The Story Distilling Process

Story Distiller manages all your data so you don’t have to. Or, you could keep some notes…

Story Distiller is built on the idea that the key to writing is planning and that every scene in your screenplay should turn something. That every action or line of dialogue should move the story forward. That every action should generate a reaction and that every reaction should reveal something previously hidden from view. That the energy of your story should build towards its climax and that the length of each scene should be based on how long it plays in your head, not how many words you write. And, finally, that redrafting a completed screenplay is like modifying a house as soon as it’s built.

Story Distiller is like CAD for screenwriters.

Story Distiller is built upon the principle that your screenplay should be so solidly packed with stuff that moves both the story and your audience that there won’t be room in there for any fluff.

To help you achieve this, we have developed a very specific method. Story Distilling™.

Story Arcs™ are the threads of each plot, subplot, character story (what happens- what they do etc.), character arc (how they are changed by what happens), relationship story and relationship arc in your story. You write them one Story Beat™, or plot point, at a time. And then you write the next one and the next.

By the time you’ve finished writing your story beats, you should find yourself with literally hundreds of story beats, each one representing a scene and each one turning one story or another. No filler, no traffic scenes (you can add those later on in the Scenes page).

And don’t worry about things becoming formulaic. The Arcs and Plots page is just the first step and the tips visible for each story beat are there as a guide, not dictate to you.

The following Timeline page is where you will sort and place all those scene beats where they should be. No more formulae. *Unless that’s what you’re aiming for. No judgement here…

Now, what do you do with hundreds of scenes, when a typical feature film has maybe 30-50? This is where Story Distilling comes in.

In many cases you will find yourself with a number of story beats, from different arcs, that all belong in the one scene. The scene where Ryan first kisses Alex is obviously the same as where Alex finally gets to kiss Ryan and when Tyler sees the two kissing and is heartbroken. Story Distiller makes it easy to manage all these disparate story threads and combine them into densely packed, fat-free scenes.

On the Timeline page, you can Group and Align™ all story beats that will form a common scene, drag the group to when it belongs in the story and Distil them down into a single scene.

Each scene you have created should play out on the page and on the screen, one shot, one action, one line of dialogue at a time. We tame this process through Scene Beats. And, once again, once we’re done, we Distil those down into the individual scenes.

Now you have a list of scenes that consist of a dense collection of story beats, and now all your scenes have every action, reaction, look, reaction and hidden meaning mapped out in scene beats.

Now we time each scene, using the built-in timer. We have each and every shot that comprise the scene, so we play the scene on the screen in our minds, capture the time it took, do it again and average it – or use the last time you arrived at.
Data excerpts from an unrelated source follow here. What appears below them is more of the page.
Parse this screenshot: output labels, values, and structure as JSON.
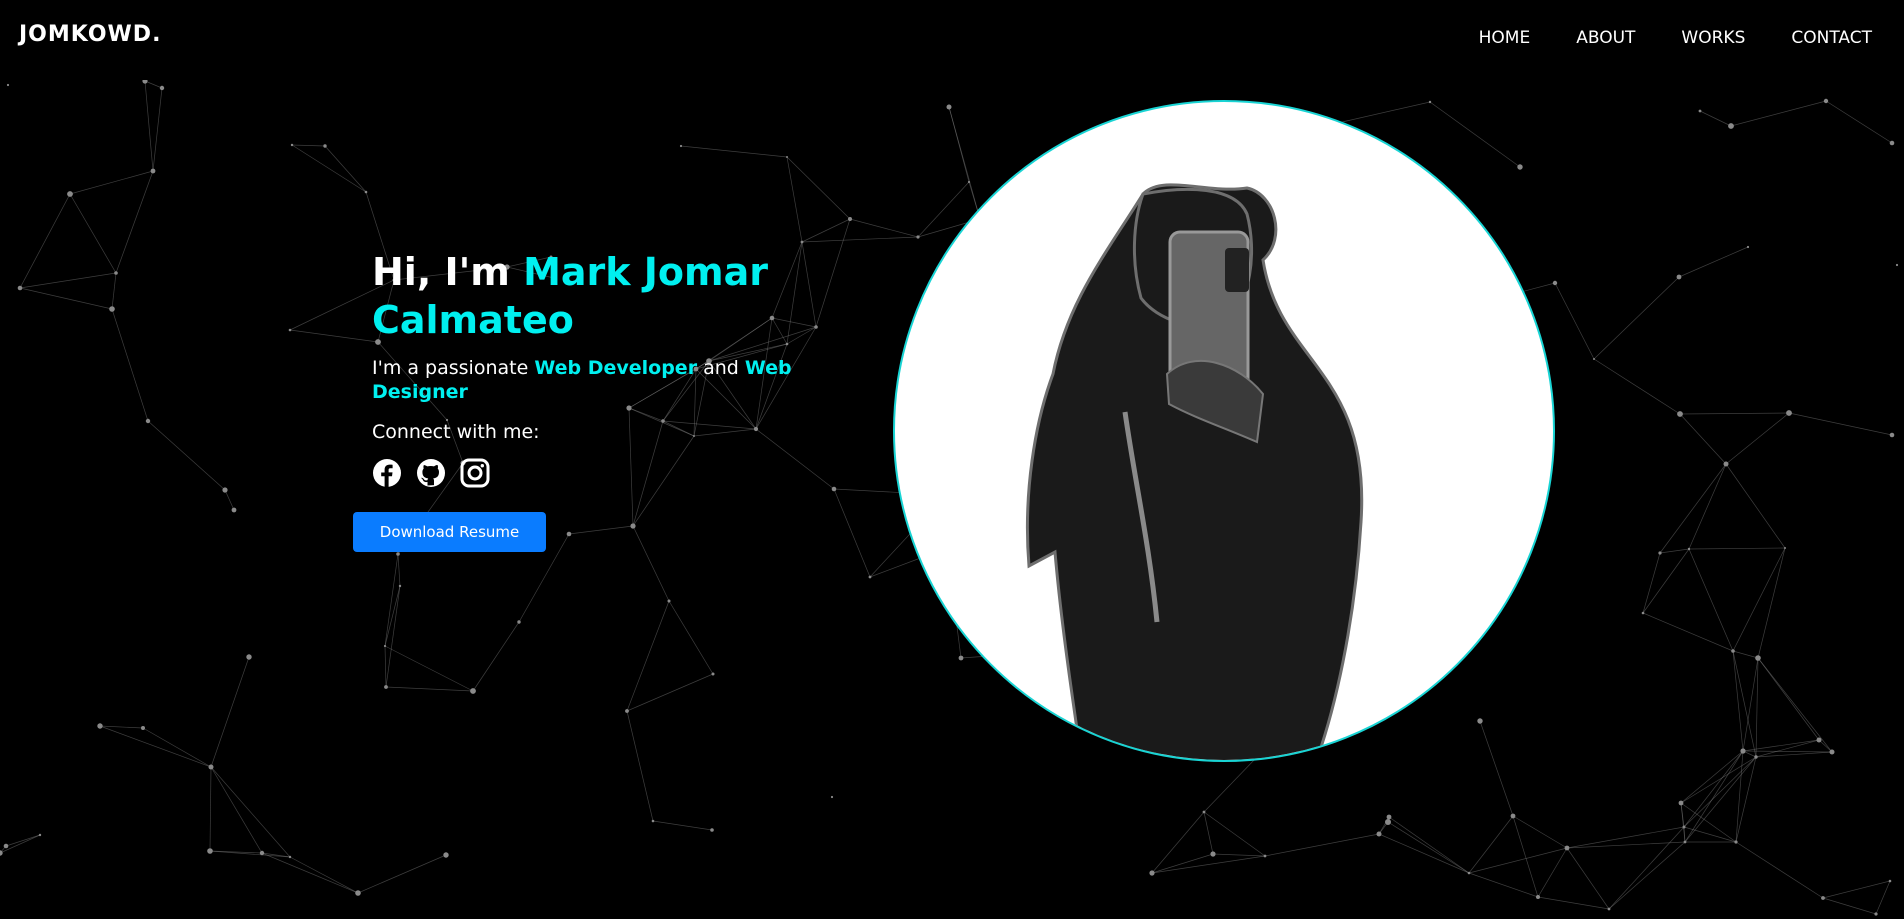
{
  "brand": {
    "logo": "JOMKOWD."
  },
  "nav": [
    {
      "label": "HOME"
    },
    {
      "label": "ABOUT"
    },
    {
      "label": "WORKS"
    },
    {
      "label": "CONTACT"
    }
  ],
  "hero": {
    "greeting": "Hi, I'm ",
    "name": "Mark Jomar Calmateo",
    "tagline_prefix": "I'm a passionate ",
    "role1": "Web Developer",
    "tagline_and": " and ",
    "role2": "Web Designer",
    "connect": "Connect with me:",
    "socials": [
      {
        "icon": "facebook-icon"
      },
      {
        "icon": "github-icon"
      },
      {
        "icon": "instagram-icon"
      }
    ],
    "button": "Download Resume"
  },
  "colors": {
    "background": "#000000",
    "accent": "#00f0f0",
    "button": "#0a7cff",
    "portrait_ring": "#19d4d4",
    "network": "#8a8a8a"
  }
}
Now we know for how long each scene should run and how many pages our script is likely to run for. On the Storyboard page we can put the scenes into the correct order, take scenes out, put scenes in or even go back to our scenes and change the mood or the timing as we write and rewrite the structure before we begin committing to a draft.

Only when we’re totally happy with the structure and pacing of our story do we set it to Story Lockoff™ and proceed to the draft.

When we begin the draft we don’t have to face down that blank page. We have, before you type “Fade In”, each scene set out with a page budget and each scene beat right there on the screen before us.

Now it’s a process of writing. Action and dialogue. And rewriting. Action and dialogue. You have already written and rewritten story structure with a simple mouse move. You have already timed each scene and appraised its energy level and then rewritten any that require it for pacing. You have already honed your characters and their relationships.

No more screenplay CPR, no more rowing the Atlantic. Just the essence of story right there on the page.